Sixteen-foot aluminum boats and small outboards are available for rent, but most guests arrive in bigger, faster craft of their own. The camp doesn’t have a designated fishing guide, but arrangements can be made in advance with guides known by Matt and Jenn.
The no-frills tradition keeps lodging prices as low as $345 per person, per week — or a bit more if you opt to stay in a cabin refurbished with its own shower and composting toilet.
“We don’t have any schedules here,” Matt said. “We tell our guests to use your head and have a good time. This lake can be a dangerous playground.”
To chase walleyes on Miles Bay in midsummer, you don’t need a computerized lake map or global-positioning device. Paper maps and depth-finders have sufficed for us in the past. But this year we were fully loaded with silicon and we were more sure of our positioning at all times.
In our first half-day of fishing, the walleyes were elusive. We tried rocky shorelines, 16 to 22 feet deep. We marked a lot of bait fish and found several jumbo perch and a few small saugers and walleyes. But we went to bed a little worried about our game plan.
Early the next morning, the Ward family solved things in a hurry. Before 8 a.m. in 15 feet of water near a sunken island, Mike landed a nice dinner fish. His dad, Scott, marked the location and moved his boat directly over the rocky, underwater bar. In no time, Scott and his three boys were consistently catching keepers in 26 to 28 feet of water.
For the rest of that day and for the three days thereafter, we followed the same pattern — guided by electronics that displayed the underwater structure and pinpointed our position. If you were jigging over a reef when the bite turned on, walleyes were bending rods.
My 9-year-old son, Joe, took advantage by improving his technique — catching six keepers in the course of one day.
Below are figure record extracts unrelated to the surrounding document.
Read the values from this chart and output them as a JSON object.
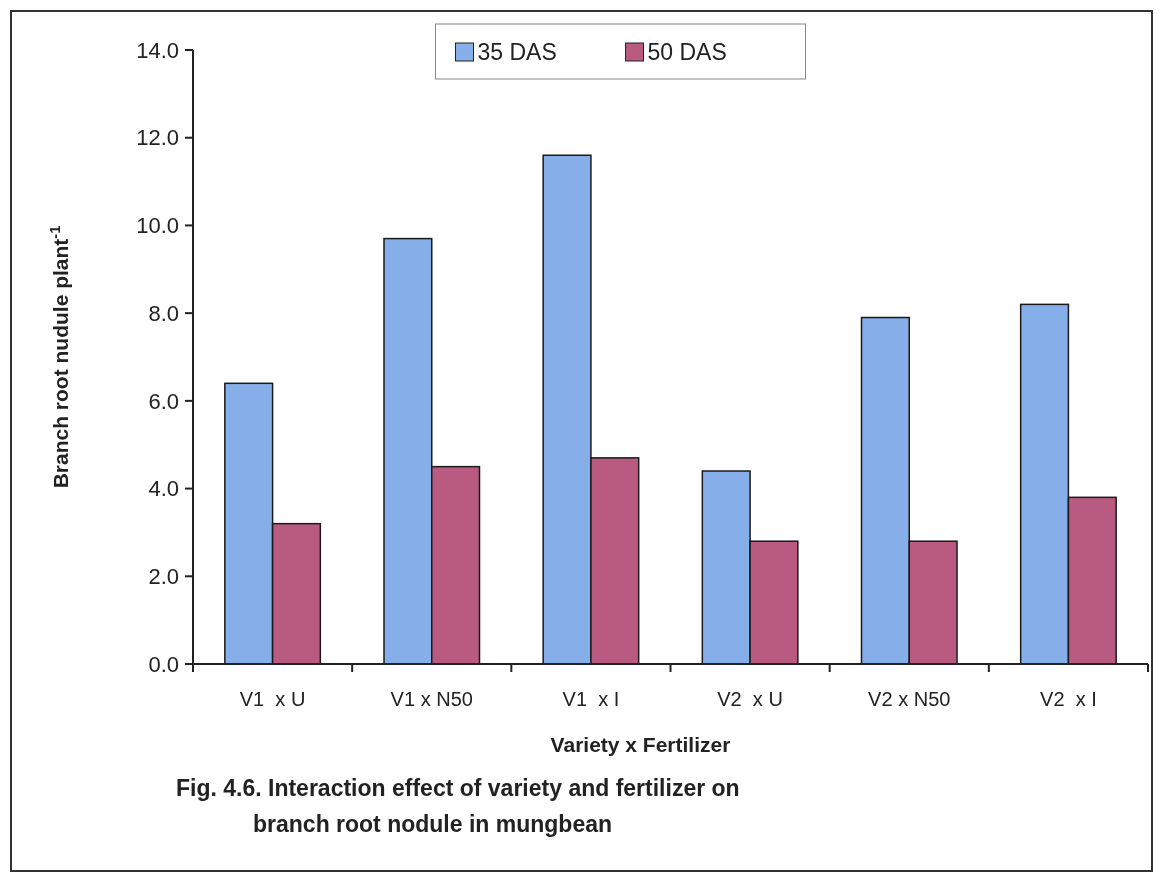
{
  "chart_data": {
    "type": "bar",
    "title": "Fig. 4.6. Interaction effect of variety and fertilizer on branch root nodule in mungbean",
    "xlabel": "Variety x Fertilizer",
    "ylabel": "Branch root nudule plant$^{-1}$",
    "categories": [
      "V1  x U",
      "V1 x N50",
      "V1  x I",
      "V2  x U",
      "V2 x N50",
      "V2  x I"
    ],
    "series": [
      {
        "name": "35 DAS",
        "color": "#86aee8",
        "values": [
          6.4,
          9.7,
          11.6,
          4.4,
          7.9,
          8.2
        ]
      },
      {
        "name": "50 DAS",
        "color": "#b95b80",
        "values": [
          3.2,
          4.5,
          4.7,
          2.8,
          2.8,
          3.8
        ]
      }
    ],
    "ylim": [
      0,
      14
    ],
    "yticks": [
      {
        "value": 0,
        "label": "0.0"
      },
      {
        "value": 2,
        "label": "2.0"
      },
      {
        "value": 4,
        "label": "4.0"
      },
      {
        "value": 6,
        "label": "6.0"
      },
      {
        "value": 8,
        "label": "8.0"
      },
      {
        "value": 10,
        "label": "10.0"
      },
      {
        "value": 12,
        "label": "12.0"
      },
      {
        "value": 14,
        "label": "14.0"
      }
    ],
    "legend": "top",
    "grid": false
  }
}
His brother, Jack, 7, was happy just to be netting fish and fetching minnows.
Miles Bay is bigger than most Minnesota lakes, and the traffic included anglers casting for bass, northerns and muskies. Crappies, too, are sought after in the bay, which includes a diversity of marshy inlets, shallow coves, bulrushes and sandy beaches.
We also couldn’t help but notice that some of our fellow anglers were in boats from other resorts, including a few that came from 32 miles away.